Cali, junio 9 de 2026. Actualizado: martes, junio 9, 2026 20:41
Las claves para recuperar el control de las finanzas
Controlar los gastos no significa dejar de vivir
Para muchas personas, la sensación de que el dinero desaparece antes de terminar el mes se ha convertido en una realidad cotidiana.
El aumento del costo de vida, las compras digitales, las suscripciones automáticas y el uso frecuente de tarjetas de crédito han hecho que administrar el presupuesto sea cada vez más complejo.
Sin embargo, los expertos coinciden en que controlar los gastos no significa vivir con restricciones permanentes, sino aprender a tomar decisiones más conscientes sobre el uso del dinero.
Uno de los errores más frecuentes es desconocer exactamente en qué se está gastando. Muchas personas tienen una idea general de sus ingresos, pero pocas llevan un registro detallado de sus egresos.
El primer paso para recuperar el control financiero consiste precisamente en identificar hacia dónde se dirige cada peso.
Los especialistas recomiendan realizar durante al menos un mes un seguimiento completo de todos los gastos, desde el pago del arriendo o la cuota del crédito hasta el café que se compra diariamente.
Este ejercicio suele revelar pequeñas fugas de dinero que, acumuladas, pueden representar sumas importantes al final del año.
Una vez identificados los gastos, el siguiente paso es clasificarlos. Los gastos fijos incluyen obligaciones como vivienda, servicios públicos, transporte, educación y alimentación básica.
Los gastos variables corresponden a entretenimiento, compras no esenciales, domicilios, salidas o gastos impulsivos.
La clave no está en eliminar completamente estos últimos, sino en asignarles límites razonables. De hecho, los expertos advierten que los presupuestos demasiado restrictivos suelen fracasar porque generan frustración y terminan siendo abandonados rápidamente.
El método
Otra estrategia efectiva consiste en aplicar la regla del 50-30-20. Bajo este método, el 50% de los ingresos se destina a necesidades básicas, el 30% a gastos personales y el 20% al ahorro o al pago de deudas.
Aunque los porcentajes pueden ajustarse según la realidad de cada familia, el principio ayuda a mantener un equilibrio financiero sostenible.
Las tarjetas de crédito merecen una atención especial. Utilizadas adecuadamente pueden ser herramientas útiles, pero cuando se convierten en una extensión permanente del salario terminan generando un círculo de endeudamiento difícil de romper.
Los analistas recomiendan evitar financiar gastos cotidianos con crédito y concentrar los esfuerzos en pagar el total de la deuda cada mes para evitar intereses elevados.
El ahorro también juega un papel fundamental. Contrario a lo que muchas personas creen, no es necesario esperar a que sobre dinero para empezar a ahorrar.
Lo recomendable es separar una parte del ingreso apenas se recibe el salario, incluso si se trata de montos pequeños. La constancia suele ser más importante que la cantidad inicial.
La tecnología puede convertirse en una gran aliada. Existen aplicaciones que permiten categorizar gastos, establecer metas de ahorro y generar alertas cuando se supera un presupuesto determinado.

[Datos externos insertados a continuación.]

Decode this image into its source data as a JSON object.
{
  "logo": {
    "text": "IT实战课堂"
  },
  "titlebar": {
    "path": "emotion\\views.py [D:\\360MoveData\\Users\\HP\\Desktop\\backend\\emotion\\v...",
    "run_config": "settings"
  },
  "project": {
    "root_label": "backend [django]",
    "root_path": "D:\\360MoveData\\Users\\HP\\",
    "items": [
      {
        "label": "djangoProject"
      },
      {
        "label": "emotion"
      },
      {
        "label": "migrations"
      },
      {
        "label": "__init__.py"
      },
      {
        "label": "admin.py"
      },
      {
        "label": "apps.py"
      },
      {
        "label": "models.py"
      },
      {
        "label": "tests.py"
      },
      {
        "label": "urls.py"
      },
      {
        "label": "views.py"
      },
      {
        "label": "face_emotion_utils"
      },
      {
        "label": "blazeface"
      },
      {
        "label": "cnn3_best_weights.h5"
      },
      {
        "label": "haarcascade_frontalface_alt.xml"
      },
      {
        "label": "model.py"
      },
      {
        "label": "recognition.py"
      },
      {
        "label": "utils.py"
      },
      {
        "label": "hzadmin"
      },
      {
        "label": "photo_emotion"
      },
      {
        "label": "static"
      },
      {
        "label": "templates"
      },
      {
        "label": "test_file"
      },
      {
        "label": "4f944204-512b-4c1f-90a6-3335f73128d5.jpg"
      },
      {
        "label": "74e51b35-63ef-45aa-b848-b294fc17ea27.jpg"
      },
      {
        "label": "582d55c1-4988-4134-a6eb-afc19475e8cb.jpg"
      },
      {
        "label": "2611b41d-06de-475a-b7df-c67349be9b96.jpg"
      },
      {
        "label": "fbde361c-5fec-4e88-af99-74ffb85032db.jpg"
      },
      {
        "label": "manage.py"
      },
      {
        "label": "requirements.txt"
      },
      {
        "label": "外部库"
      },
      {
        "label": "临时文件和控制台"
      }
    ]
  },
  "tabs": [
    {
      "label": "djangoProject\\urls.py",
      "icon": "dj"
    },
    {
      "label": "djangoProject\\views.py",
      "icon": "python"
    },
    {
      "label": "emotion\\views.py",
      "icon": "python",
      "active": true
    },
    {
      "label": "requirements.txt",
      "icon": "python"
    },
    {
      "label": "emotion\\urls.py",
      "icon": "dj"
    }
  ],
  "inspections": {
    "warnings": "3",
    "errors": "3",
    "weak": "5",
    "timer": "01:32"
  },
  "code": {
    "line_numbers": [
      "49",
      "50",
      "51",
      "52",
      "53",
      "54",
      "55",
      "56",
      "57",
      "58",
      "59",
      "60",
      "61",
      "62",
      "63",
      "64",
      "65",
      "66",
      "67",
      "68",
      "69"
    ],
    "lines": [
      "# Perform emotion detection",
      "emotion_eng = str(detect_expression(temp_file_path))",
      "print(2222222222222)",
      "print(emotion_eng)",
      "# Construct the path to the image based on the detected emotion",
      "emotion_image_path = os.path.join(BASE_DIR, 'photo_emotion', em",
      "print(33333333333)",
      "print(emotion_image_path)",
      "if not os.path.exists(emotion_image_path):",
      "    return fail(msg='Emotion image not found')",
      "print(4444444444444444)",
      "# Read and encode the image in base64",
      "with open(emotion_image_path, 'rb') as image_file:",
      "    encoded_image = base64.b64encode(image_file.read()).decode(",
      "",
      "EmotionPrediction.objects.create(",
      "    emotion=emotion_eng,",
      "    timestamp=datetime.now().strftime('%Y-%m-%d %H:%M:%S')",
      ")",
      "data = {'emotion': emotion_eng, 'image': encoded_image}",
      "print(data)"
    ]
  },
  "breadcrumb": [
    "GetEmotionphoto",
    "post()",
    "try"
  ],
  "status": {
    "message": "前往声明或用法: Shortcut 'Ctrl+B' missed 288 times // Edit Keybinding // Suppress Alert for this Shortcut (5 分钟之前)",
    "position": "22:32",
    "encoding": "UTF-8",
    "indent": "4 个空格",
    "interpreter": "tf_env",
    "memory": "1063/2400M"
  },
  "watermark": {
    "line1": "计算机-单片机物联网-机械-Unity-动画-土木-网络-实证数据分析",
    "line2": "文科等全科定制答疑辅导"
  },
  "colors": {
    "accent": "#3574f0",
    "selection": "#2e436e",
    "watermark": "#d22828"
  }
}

Estas herramientas facilitan el seguimiento financiero sin necesidad de complejas hojas de cálculo.
Compre lo necesario
Otro consejo importante es diferenciar entre necesidades y deseos. Antes de realizar una compra, conviene preguntarse si el producto realmente es necesario o si se trata de una decisión impulsiva motivada por promociones, publicidad o presión social.
En muchos casos, esperar 24 horas antes de comprar ayuda a tomar decisiones más racionales.
Finalmente, los expertos recuerdan que controlar los gastos no tiene como objetivo acumular dinero sin propósito.
El verdadero beneficio es ganar tranquilidad financiera, reducir el estrés asociado a las deudas y construir una mayor capacidad para enfrentar imprevistos o alcanzar metas personales.
En tiempos de incertidumbre económica, la educación financiera se convierte en una herramienta tan importante como cualquier ingreso adicional.
Aprender a administrar mejor los recursos disponibles puede marcar la diferencia entre vivir constantemente preocupado por el dinero o construir una relación más saludable con las finanzas personales.